Air alerts sounded again and again in Kyiv as a massive Russian attack on at least six cities across Ukraine killed at least two people, started fires and wounded at least 21.
The attack carried out on the International Day of Peace coincided with the United Nations General Assembly summit in New York, where Ukrainian president Volodymyr Zelenskiy delivered a speech and presented a Ukrainian “peace formula”.
It also came as Poland said it will stop transferring any more of its own weapons to Ukraine as it modernises its own military.
Polish Prime Minister Mateusz Morawiecki said the decision is not related to a temporary ban on Ukrainian grain imports, nor will it affect weapons transfers through Poland.
A dispute about whether Ukrainian grain should be allowed to enter the domestic markets of Poland and other European Union countries has pushed the tight relationship between Kyiv and Warsaw to its lowest point since Russia invaded Ukraine last year.
“We are no longer transferring any weapons to Ukraine because now we will arm ourselves with the most modern weapons,” Mr Morawiecki said in an interview with private TV broadcaster Polsat News late on Wednesday.
He stressed that Poland will defend its economic interests but added that the dispute over grain imports will not harm Ukraine’s security. He said a Nato and US hub in the Polish city of Rzeszow used for transporting weapons into Ukraine will not be affected.
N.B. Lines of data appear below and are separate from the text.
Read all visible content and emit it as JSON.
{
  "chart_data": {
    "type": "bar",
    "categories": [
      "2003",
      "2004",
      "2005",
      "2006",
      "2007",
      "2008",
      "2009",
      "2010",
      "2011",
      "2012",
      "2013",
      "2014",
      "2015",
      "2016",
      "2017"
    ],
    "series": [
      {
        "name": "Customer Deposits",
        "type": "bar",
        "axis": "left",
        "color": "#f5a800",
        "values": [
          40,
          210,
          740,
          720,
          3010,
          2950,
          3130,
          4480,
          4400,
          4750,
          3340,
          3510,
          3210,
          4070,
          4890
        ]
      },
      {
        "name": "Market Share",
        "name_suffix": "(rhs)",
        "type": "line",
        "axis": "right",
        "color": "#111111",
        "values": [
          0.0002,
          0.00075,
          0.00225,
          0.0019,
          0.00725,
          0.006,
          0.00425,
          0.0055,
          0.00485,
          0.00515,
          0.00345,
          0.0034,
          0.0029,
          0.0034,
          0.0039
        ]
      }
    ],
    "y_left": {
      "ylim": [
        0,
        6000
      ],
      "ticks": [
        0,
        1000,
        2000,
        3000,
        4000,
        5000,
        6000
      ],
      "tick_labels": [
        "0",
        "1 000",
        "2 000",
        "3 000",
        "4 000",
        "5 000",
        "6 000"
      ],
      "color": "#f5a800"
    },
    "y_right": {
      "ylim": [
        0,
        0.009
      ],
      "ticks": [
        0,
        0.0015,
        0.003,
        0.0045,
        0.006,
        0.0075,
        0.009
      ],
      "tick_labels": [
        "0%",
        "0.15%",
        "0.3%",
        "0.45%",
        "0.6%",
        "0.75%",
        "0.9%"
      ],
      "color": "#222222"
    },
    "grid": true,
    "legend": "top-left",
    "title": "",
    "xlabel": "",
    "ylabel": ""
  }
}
“We are not going to risk the security of Ukraine,” he said.
Poland has transferred large amounts of its older weapons to Ukraine and has been upgrading its own inventory with new equipment purchased from South Korea and other countries.
The missile attack was Russia’s largest since August 15 and came a day after reports of sabotage at a Russian military airfield in Chkalovsk near Moscow.
In the southern city of Kherson, near the front lines, two people were killed in Thursday’s attacks and at least five were injured when a strike hit a residential building, said regional Governor Oleksand Prokudin.
Seven people were injured in Kyiv, including a nine-year-old girl, Mayor Vitalii Klitschko said, and some residential and commercial buildings were damaged.
The Ukrainian Air Force said it had intercepted 36 of 43 cruise missiles launched deep into Ukraine.
Closer to the the front lines, Kherson was struck with S-300 missiles and Kharkiv was likely targeted with other, shorter-ranged, weapons.
At least six strikes hit the Slobidskyi district of Kharkiv, damaging civilian infrastructure, said regional governor Oleh Syniehubov. The city’s mayor added that two people had been taken to hospital.
At least 10 people were injured and at least one person was rescued from under rubble in Cherkasy, in central Ukraine, according to Ihor Klymenko, Ukraine’s internal affairs minister.
An industrial zone was hit in the western region of Lviv, damaging buildings and starting a fire, but no information on casualties was immediately available, Mr Klymenko added.
Regional governor Vitalii Koval reported strikes in the city of Rivne, in the north-west region of the same name, without immediately providing details.
Russia’s Ministry of Defence said 22 drones were taken down overnight by air defence systems, 19 above Russian-annexed Crimea and three others in the Kursk, Belgorod and Oryol regions near Ukraine. It did not say whether there were any casualties.